Serge Joncour publie “L’Écrivain national”, son treizième roman. Rebecca Manzoni rencontre l'auteur de "L'Idole" et "L'Amour sans le faire". Secret, il dévoile ici beaucoup d’humour et de profondeur sous son immense carrure de colosse maladroit.

L'écrivain Serge Joncour
L'écrivain Serge Joncour © AFP / Joël Saget

Un peu perdu chez lui, Serge Joncour ne sait pas trop où s’asseoir pour répondre aux questions. Il propose timidement une Ricoré à Rebecca Manzoni et s’inquiète lorsqu’il voit qu’elle ne l'a pas fini.

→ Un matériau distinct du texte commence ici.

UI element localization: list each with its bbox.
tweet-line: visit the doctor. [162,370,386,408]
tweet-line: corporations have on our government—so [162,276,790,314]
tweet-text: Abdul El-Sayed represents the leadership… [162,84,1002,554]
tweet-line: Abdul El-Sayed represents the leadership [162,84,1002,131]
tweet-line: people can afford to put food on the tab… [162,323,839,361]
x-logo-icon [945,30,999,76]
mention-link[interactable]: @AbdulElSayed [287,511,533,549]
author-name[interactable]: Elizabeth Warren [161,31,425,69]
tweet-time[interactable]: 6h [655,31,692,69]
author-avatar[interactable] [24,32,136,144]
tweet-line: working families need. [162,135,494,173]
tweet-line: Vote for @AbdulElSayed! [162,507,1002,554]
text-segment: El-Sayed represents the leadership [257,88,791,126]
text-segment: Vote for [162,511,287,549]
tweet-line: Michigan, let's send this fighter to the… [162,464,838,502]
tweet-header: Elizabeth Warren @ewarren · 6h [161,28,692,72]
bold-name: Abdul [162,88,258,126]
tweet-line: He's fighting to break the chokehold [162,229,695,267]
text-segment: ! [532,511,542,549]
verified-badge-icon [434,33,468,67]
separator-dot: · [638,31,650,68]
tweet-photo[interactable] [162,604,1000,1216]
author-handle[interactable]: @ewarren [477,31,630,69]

Serge Joncour, l’écrivain qui ne cherchait pas sa place

“La place de l’écrivain, c’est de ne pas être à sa place." Cette phrase résume Serge Joncour. L'écrivain s’est toujours senti “marginal”, “mal à l’aise même chez lui”. Pourtant, parfois, dans l’écriture, il y a ces moments rares, “d’oubli total, de l’ordre du rêve”. Exceptés ces moments, il n’est pas un écrivain du premier jet. “Même pour écrire à EDF”, il fait “des brouillons avant”. Il travaille cinquante versions d’un même texte. Il écrit trop pour “desécrire”. D’origine “rustique”, Serge Joncour aime viscéralement la campagne mais avoue ne pas pouvoir écrire à la campagne. Encore et toujours, de la difficulté à trouver sa place.

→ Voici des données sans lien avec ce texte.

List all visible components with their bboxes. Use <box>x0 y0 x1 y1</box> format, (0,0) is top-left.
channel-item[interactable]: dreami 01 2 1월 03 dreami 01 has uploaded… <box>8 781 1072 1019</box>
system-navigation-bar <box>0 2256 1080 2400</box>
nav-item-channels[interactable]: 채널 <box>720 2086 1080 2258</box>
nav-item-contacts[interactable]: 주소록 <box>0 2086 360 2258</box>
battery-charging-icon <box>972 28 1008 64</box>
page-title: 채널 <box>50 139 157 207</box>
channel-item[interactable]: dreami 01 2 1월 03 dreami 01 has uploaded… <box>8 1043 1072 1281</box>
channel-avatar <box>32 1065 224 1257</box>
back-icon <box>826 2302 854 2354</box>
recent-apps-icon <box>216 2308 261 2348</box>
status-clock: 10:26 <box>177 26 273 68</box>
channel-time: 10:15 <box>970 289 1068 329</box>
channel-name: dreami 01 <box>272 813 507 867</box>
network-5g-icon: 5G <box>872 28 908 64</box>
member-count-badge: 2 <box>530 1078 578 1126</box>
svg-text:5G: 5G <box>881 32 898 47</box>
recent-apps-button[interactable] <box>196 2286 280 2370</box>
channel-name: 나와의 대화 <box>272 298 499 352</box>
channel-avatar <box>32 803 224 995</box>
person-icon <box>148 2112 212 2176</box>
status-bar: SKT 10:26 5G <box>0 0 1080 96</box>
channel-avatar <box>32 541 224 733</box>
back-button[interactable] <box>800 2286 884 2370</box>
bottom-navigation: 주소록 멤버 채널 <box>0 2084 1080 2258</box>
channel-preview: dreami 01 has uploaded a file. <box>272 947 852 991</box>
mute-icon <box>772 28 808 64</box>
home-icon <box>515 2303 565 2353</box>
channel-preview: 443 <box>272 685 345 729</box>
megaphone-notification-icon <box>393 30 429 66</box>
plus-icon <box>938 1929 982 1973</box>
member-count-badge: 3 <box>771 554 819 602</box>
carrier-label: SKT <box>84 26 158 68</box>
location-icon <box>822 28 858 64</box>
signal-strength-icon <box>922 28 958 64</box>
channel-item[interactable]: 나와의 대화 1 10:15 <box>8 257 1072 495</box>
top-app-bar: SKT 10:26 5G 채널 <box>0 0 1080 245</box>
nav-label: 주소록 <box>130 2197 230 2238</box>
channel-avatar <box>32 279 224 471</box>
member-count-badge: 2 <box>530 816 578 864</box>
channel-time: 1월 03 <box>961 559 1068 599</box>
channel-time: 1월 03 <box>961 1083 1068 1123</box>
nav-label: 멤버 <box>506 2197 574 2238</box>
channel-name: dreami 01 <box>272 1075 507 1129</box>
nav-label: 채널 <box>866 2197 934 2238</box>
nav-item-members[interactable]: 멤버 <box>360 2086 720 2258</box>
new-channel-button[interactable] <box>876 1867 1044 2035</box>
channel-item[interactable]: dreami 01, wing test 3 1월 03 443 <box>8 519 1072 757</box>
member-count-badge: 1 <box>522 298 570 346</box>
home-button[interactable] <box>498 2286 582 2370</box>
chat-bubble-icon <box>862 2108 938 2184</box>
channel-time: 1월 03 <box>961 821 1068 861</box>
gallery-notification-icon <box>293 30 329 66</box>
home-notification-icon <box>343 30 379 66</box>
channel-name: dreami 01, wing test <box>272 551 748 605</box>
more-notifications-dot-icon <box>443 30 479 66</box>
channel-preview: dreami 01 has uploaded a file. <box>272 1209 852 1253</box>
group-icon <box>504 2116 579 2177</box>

Rebecca Manzoni fait parler Serge Joncour, colosse timide

Quand j’ai rencontré Serge Joncour en août 2012, il se mettait à l’écriture du roman qui sort à la fin de ce mois–ci. Le titre : L'écrivain national. C'est comme ça que le maire de la petite ville où il est en résidence d'écriture surnomme le personnage principal du roman. Ce personnage se prénomme Serge lui aussi et enquête sur un meurtre qui a eu lieu dans le coin. Au sujet de ce livre, Serge Joncour a dit : « L'écrivain national, c'est la façon dont est présenté le personnage au début, avec un soupçon d'ironie. Parfois il y a des maires qui vous invitent et qui n'en ont pas vraiment envie. Ils préfèreraient un footballeur mais il faut faire plaisir aux maîtres d'école. Ce sera le prochain roman. » 

J’ai rencontré Serge Joncour chez lui mais il a laissé le nom d'un autre sur la porte d’entrée. J'ai poussé la porte, c’était ouvert. Il était en marcel et pantalon blancs. C'était l'été 2012. 

Sixième épisode de cette série d'EclectiK consacrée aux écrivains, c'est Serge Joncour.